Sarah Dadush is an IILJ Fellow administering the Institute’s Financing Development program, led by Professor Kevin Davis. Her research focuses on the regulation of privately generated (concessional) capital flows to developing countries, in particular through social investment and programs that blend social and financial interests. Her recent publications include “Profiting in (Red): The Need for Enhanced Transparency in Cause-Related Marketing” and “The Privatization of Development Assistance: An Overview” (with Davis) (both forthcoming in the NYU Journal of International Law and Politics) and “Getting Climate-Related Conditionality Right” in Climate Finance: Regulatory and Funding Strategies for Climate Change and Global Development, Edited by Richard B. Stewart, Benedict Kingsbury and Bryce Rudyk, (New York University Press, 2009) (with Davis).??Prior to joining the IILJ, she was an associate at the global law firm Allen & Overy for three and a half years in the banking and litigation groups, where she had the opportunity to work on project financings and investor-state arbitration.
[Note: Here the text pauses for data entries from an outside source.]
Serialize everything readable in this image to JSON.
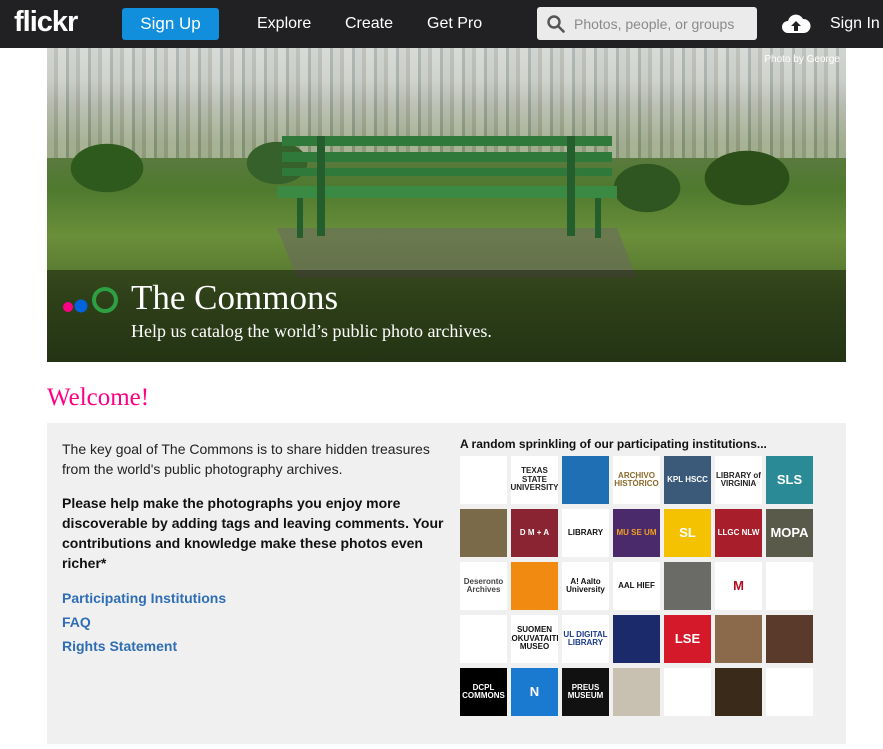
{
  "header": {
    "logo": "flickr",
    "signup": "Sign Up",
    "nav": [
      "Explore",
      "Create",
      "Get Pro"
    ],
    "search_placeholder": "Photos, people, or groups",
    "signin": "Sign In"
  },
  "hero": {
    "credit": "Photo by George",
    "title": "The Commons",
    "subtitle": "Help us catalog the world’s public photo archives."
  },
  "main": {
    "welcome": "Welcome!",
    "intro": "The key goal of The Commons is to share hidden treasures from the world's public photography archives.",
    "callout": "Please help make the photographs you enjoy more discoverable by adding tags and leaving comments. Your contributions and knowledge make these photos even richer*",
    "links": [
      "Participating Institutions",
      "FAQ",
      "Rights Statement"
    ],
    "institutions_title": "A random sprinkling of our participating institutions...",
    "tiles": [
      {
        "text": "",
        "bg": "#ffffff",
        "fg": "#000000"
      },
      {
        "text": "TEXAS STATE UNIVERSITY",
        "bg": "#ffffff",
        "fg": "#222222"
      },
      {
        "text": "",
        "bg": "#1e6fb4",
        "fg": "#ffffff"
      },
      {
        "text": "ARCHIVO HISTÓRICO",
        "bg": "#ffffff",
        "fg": "#8a6a2a"
      },
      {
        "text": "KPL HSCC",
        "bg": "#3b5a7a",
        "fg": "#ffffff"
      },
      {
        "text": "LIBRARY of VIRGINIA",
        "bg": "#ffffff",
        "fg": "#222222"
      },
      {
        "text": "SLS",
        "bg": "#2a8a96",
        "fg": "#ffffff"
      },
      {
        "text": "",
        "bg": "#7a6a4a",
        "fg": "#ffffff"
      },
      {
        "text": "D M + A",
        "bg": "#8a2432",
        "fg": "#ffffff"
      },
      {
        "text": "LIBRARY",
        "bg": "#ffffff",
        "fg": "#111111"
      },
      {
        "text": "MU SE UM",
        "bg": "#4a2a6a",
        "fg": "#f2a020"
      },
      {
        "text": "SL",
        "bg": "#f4c200",
        "fg": "#ffffff"
      },
      {
        "text": "LLGC NLW",
        "bg": "#a81e2a",
        "fg": "#ffffff"
      },
      {
        "text": "MOPA",
        "bg": "#5a5a4a",
        "fg": "#ffffff"
      },
      {
        "text": "Deseronto Archives",
        "bg": "#ffffff",
        "fg": "#444444"
      },
      {
        "text": "",
        "bg": "#f08a10",
        "fg": "#ffffff"
      },
      {
        "text": "A! Aalto University",
        "bg": "#ffffff",
        "fg": "#111111"
      },
      {
        "text": "AAL HIEF",
        "bg": "#ffffff",
        "fg": "#111111"
      },
      {
        "text": "",
        "bg": "#6a6a66",
        "fg": "#ffffff"
      },
      {
        "text": "M",
        "bg": "#ffffff",
        "fg": "#b01020"
      },
      {
        "text": "",
        "bg": "#ffffff",
        "fg": "#777777"
      },
      {
        "text": "",
        "bg": "#ffffff",
        "fg": "#000000"
      },
      {
        "text": "SUOMEN VALOKUVATAITEEN MUSEO",
        "bg": "#ffffff",
        "fg": "#111111"
      },
      {
        "text": "UL DIGITAL LIBRARY",
        "bg": "#ffffff",
        "fg": "#1a3a8a"
      },
      {
        "text": "",
        "bg": "#1a2a6a",
        "fg": "#e0b020"
      },
      {
        "text": "LSE",
        "bg": "#d41a2a",
        "fg": "#ffffff"
      },
      {
        "text": "",
        "bg": "#8a6a4a",
        "fg": "#ffffff"
      },
      {
        "text": "",
        "bg": "#5a3a2a",
        "fg": "#ffffff"
      },
      {
        "text": "DCPL COMMONS",
        "bg": "#000000",
        "fg": "#ffffff"
      },
      {
        "text": "N",
        "bg": "#1a7ad0",
        "fg": "#ffffff"
      },
      {
        "text": "PREUS MUSEUM",
        "bg": "#111111",
        "fg": "#ffffff"
      },
      {
        "text": "",
        "bg": "#c8c0b0",
        "fg": "#ffffff"
      },
      {
        "text": "",
        "bg": "#ffffff",
        "fg": "#1a3a8a"
      },
      {
        "text": "",
        "bg": "#3a2a1a",
        "fg": "#f0c040"
      },
      {
        "text": "",
        "bg": "#ffffff",
        "fg": "#c01020"
      }
    ]
  }
}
She obtained her JD and LL.M. degrees in 2004 from Duke Law School. While at Duke, she chaired the International Law Society and founded the Law School’s first International Development Fellowship, which has funded student internships and research projects in developing countries.
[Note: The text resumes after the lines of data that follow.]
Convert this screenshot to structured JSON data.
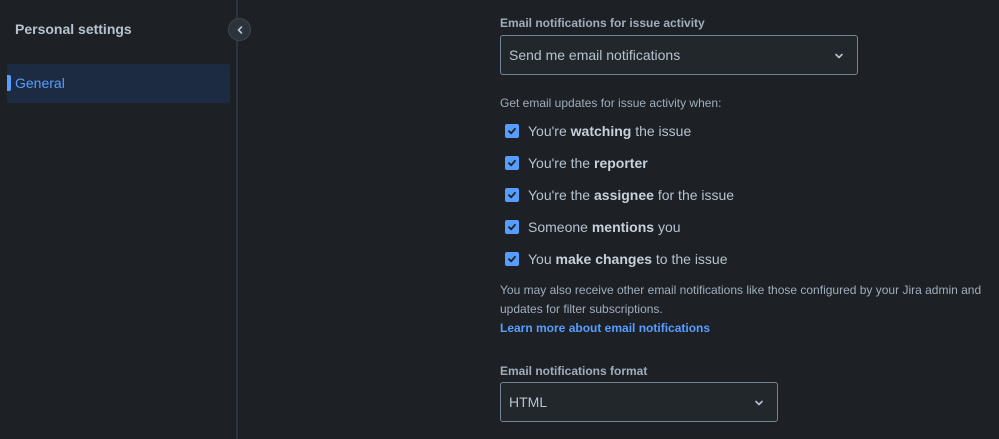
{
  "sidebar": {
    "title": "Personal settings",
    "items": [
      {
        "label": "General",
        "active": true
      }
    ]
  },
  "email_activity": {
    "label": "Email notifications for issue activity",
    "selected": "Send me email notifications"
  },
  "updates": {
    "intro": "Get email updates for issue activity when:",
    "options": [
      {
        "pre": "You're ",
        "bold": "watching",
        "post": " the issue",
        "checked": true
      },
      {
        "pre": "You're the ",
        "bold": "reporter",
        "post": "",
        "checked": true
      },
      {
        "pre": "You're the ",
        "bold": "assignee",
        "post": " for the issue",
        "checked": true
      },
      {
        "pre": "Someone ",
        "bold": "mentions",
        "post": " you",
        "checked": true
      },
      {
        "pre": "You ",
        "bold": "make changes",
        "post": " to the issue",
        "checked": true
      }
    ]
  },
  "note": "You may also receive other email notifications like those configured by your Jira admin and updates for filter subscriptions.",
  "learn_more": "Learn more about email notifications",
  "format": {
    "label": "Email notifications format",
    "selected": "HTML"
  },
  "colors": {
    "accent": "#579dff",
    "background": "#1d2125",
    "nav_active_bg": "#1c2b41"
  }
}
Elisa D’Alterio is a Ph.D. Candidate in “Universalization of Legal Systems: History and Theory” at the University of Rome “La Sapienza” – “Istituto Italiano di Scienze Umane”. She is also a member of the Teaching Board at the Master in Administrative Law and Administrative Sciences (DASA) University of “Roma Tre”. She has been a contract professor of Administrative Law (advanced course) at the Faculty of Political Sciences – University of Urbino “Carlo Bo”. Her most relevant publications are: La costruzione giurisprudenziale dell’ordine giuridico globale (in Rivista trimestrale di diritto pubblico, 2007); L’esternalizzazione delle funzioni di ordine: il caso delle carceri (in Rivista trimestrale di diritto pubblico, 2008); Il costo dei tributi. La gestione delle attività tributarie locali (in Rivista trimestrale di diritto pubblico, 2010).
Maurizia De Bellis is tenured Assistant Professor in Administrative Law at the University of Rome “Tor Vergata”. She also teaches Administrative Sciences at the University of Rome “La Sapienza”. After graduating in Law cum laude (2002) at the University of Pisa, she received a Diploma in Law Studies (2003) from the Sant’Anna School of Advanced Studies in Pisa and went on to obtain a Ph.D. in Law and Economics (2007) in University of Rome “La Sapienza”. In 2005 she has been Jemolo Fellow at Nuffield College, Oxford University, and from 2006 to 2008 she has been research fellow at the University of Siena. In 2008, she obtained the Academy of European Public Law Diploma from the European Public Law Organization (EPLO). From 2005 to 2008, she participated in a European research group on “The evolution of a polycentric administrative space”, within the Connex Network, Mannheim (Germany). In 2009-2010 she has been Global Research Fellow at New York University School of Law, participating in a project on climate finance. She is a Fellow of the Institute for Research on Public Administration (IRPA). She has written essays and articles on energy and financial regulation, globalization and WTO law. She’s currently working on a book about global financial standards, near completion.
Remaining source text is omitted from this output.